Authorities to carry out doomsday drill
Associated Press
PORTLAND, Ore.
Imagine a devastating earthquake and tsunami have cut off Pacific Northwest coastal communities. Phone and Internet service have collapsed. Ham radio operators living on the stricken coast fire up their radios, contact emergency managers and report on the magnitude of the disaster so that no time is wasted in saving lives.
This is the kind of scenario that will be rehearsed during the second week of June in a massive earthquake and tsunami readiness drill that has been developed by the U.S. government, the military, and state and local emergency managers over the past few years to test their readiness for what – when it strikes – likely will be the nation’s worst natural calamity.

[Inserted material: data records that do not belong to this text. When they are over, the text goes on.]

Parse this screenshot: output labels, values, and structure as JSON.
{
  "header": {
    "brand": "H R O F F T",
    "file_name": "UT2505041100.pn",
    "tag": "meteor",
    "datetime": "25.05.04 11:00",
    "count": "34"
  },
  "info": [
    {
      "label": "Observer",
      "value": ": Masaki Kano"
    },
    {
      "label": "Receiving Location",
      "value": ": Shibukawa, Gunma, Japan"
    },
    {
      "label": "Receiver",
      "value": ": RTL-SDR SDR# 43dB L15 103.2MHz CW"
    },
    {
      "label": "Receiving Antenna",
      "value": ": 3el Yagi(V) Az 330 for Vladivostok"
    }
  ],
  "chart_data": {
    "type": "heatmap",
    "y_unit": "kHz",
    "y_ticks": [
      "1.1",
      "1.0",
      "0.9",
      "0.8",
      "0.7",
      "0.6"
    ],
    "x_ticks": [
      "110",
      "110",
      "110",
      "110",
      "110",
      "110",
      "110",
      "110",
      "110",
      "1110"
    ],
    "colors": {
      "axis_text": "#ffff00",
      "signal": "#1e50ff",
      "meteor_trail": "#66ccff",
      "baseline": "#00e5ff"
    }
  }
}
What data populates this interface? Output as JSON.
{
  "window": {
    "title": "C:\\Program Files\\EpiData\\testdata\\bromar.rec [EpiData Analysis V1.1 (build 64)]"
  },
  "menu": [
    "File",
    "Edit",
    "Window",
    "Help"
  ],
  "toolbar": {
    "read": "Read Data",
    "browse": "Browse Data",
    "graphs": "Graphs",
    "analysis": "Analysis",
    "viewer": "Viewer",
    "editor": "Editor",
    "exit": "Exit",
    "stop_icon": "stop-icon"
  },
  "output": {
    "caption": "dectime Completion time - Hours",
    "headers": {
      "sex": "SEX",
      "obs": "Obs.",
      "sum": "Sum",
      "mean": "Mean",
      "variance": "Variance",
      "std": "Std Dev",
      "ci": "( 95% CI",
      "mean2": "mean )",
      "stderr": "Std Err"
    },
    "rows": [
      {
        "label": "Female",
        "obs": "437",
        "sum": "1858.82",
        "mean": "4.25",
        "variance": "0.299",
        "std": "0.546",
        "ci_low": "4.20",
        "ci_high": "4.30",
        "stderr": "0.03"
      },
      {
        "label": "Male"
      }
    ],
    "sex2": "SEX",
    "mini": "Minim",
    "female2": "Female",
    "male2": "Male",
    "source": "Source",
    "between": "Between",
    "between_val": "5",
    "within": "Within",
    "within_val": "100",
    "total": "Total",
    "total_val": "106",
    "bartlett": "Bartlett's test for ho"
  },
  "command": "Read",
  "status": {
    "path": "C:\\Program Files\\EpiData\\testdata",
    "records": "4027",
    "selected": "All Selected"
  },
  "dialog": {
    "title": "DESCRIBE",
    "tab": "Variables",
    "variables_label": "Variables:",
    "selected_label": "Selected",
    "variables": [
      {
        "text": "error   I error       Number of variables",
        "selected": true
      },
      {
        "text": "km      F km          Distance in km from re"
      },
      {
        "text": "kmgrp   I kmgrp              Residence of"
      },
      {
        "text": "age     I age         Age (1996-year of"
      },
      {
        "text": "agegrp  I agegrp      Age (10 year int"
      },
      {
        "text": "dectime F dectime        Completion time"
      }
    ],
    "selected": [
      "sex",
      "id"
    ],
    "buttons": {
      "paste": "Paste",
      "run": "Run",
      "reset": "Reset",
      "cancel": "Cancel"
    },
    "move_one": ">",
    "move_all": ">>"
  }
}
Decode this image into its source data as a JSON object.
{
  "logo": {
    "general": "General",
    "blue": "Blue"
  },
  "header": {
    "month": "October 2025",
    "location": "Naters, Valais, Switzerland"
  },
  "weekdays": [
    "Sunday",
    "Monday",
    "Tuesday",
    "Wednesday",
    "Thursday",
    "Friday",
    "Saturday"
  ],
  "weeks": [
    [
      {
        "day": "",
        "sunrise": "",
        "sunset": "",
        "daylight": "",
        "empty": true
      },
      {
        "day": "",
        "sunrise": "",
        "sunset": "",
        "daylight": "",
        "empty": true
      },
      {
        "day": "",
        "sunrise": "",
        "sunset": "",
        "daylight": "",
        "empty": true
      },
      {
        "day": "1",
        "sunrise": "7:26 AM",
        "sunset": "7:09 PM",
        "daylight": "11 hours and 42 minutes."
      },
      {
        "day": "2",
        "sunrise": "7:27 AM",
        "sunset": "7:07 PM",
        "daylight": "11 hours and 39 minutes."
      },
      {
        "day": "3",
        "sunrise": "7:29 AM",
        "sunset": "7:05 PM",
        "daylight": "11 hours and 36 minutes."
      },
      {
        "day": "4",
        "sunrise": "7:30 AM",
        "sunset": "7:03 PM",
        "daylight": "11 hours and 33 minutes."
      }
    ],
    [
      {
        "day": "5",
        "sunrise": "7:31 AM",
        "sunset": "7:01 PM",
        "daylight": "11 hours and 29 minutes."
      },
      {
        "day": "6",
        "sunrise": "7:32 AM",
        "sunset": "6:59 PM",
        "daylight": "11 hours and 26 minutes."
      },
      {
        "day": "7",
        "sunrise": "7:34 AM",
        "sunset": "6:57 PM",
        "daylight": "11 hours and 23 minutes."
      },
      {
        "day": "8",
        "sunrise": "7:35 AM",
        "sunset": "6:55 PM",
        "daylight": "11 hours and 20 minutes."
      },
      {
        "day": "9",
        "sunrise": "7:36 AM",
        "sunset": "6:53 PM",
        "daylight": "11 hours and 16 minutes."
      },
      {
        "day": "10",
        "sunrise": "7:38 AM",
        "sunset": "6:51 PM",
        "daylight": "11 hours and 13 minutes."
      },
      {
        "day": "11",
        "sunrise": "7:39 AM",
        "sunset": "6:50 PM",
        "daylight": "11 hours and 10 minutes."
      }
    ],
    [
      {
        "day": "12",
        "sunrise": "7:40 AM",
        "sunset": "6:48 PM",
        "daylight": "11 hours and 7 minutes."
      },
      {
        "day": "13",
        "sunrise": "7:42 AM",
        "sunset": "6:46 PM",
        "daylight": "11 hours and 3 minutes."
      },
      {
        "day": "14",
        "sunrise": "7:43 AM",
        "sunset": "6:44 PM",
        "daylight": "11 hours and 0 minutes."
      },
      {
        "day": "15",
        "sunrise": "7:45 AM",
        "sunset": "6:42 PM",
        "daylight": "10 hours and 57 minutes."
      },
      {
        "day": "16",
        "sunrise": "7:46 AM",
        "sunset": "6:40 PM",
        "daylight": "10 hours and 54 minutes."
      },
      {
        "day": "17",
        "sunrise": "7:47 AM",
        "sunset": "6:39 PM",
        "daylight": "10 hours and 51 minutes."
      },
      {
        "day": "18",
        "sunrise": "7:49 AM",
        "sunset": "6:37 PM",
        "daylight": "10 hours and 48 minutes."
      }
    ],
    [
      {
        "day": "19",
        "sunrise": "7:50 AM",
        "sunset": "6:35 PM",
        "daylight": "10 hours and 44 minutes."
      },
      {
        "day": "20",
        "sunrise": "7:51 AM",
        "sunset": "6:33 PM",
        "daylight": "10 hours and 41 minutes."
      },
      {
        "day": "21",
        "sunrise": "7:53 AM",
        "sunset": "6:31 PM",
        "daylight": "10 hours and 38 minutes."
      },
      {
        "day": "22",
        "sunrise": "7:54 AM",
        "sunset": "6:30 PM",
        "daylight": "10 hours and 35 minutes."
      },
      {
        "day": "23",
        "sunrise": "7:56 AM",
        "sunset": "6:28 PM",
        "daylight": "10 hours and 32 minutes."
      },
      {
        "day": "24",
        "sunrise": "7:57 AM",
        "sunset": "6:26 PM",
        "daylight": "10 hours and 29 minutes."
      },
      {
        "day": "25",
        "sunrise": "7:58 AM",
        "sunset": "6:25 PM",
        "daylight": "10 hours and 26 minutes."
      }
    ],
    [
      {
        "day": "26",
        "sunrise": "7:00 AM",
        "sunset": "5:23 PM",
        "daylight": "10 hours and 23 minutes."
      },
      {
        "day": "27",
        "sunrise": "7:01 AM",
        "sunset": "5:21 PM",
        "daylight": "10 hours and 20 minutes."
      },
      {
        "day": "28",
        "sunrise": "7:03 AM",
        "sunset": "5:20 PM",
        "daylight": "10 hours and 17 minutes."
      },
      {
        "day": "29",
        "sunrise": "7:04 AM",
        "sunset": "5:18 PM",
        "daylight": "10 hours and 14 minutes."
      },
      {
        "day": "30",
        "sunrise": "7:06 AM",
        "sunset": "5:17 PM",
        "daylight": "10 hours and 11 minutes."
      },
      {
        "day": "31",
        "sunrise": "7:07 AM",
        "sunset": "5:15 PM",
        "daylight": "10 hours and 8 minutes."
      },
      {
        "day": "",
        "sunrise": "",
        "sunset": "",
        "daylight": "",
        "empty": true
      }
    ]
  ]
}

The June 7-10 exercise is called Cascadia Rising. It is named after the Cascadia Subduction Zone – a 600-mile-long fault just off the coast that runs from Northern California to British Columbia.
“This is the largest exercise ever for a Cascadia break,” said Lt. Col. Clayton Braun of the Washington State National Guard. Braun has been a key planner of the doomsday drill, which is being overseen by the Federal Emergency Management Agency.
Federal officials say about 20,000 people will be involved in the disaster drill, representing various federal agencies, the U.S. military, state and local emergency response managers across the Pacific Northwest, Native American tribes and emergency management officials in British Columbia.
One main goal of the exercise is to test how well they will work together to minimize loss of life and damages when a mega-quake rips along the Cascadia Subduction Zone and unleashes a killer tsunami.
Awareness of the seismic threat looming just off the Pacific Northwest dates back to the 1980s, when researchers concluded that coastal lands long ago had been inundated by a tsunami. Research also indicated that a tsunami that was documented in Japan in January 1700 originated from the Cascadia Subduction Zone, also known as the CSZ.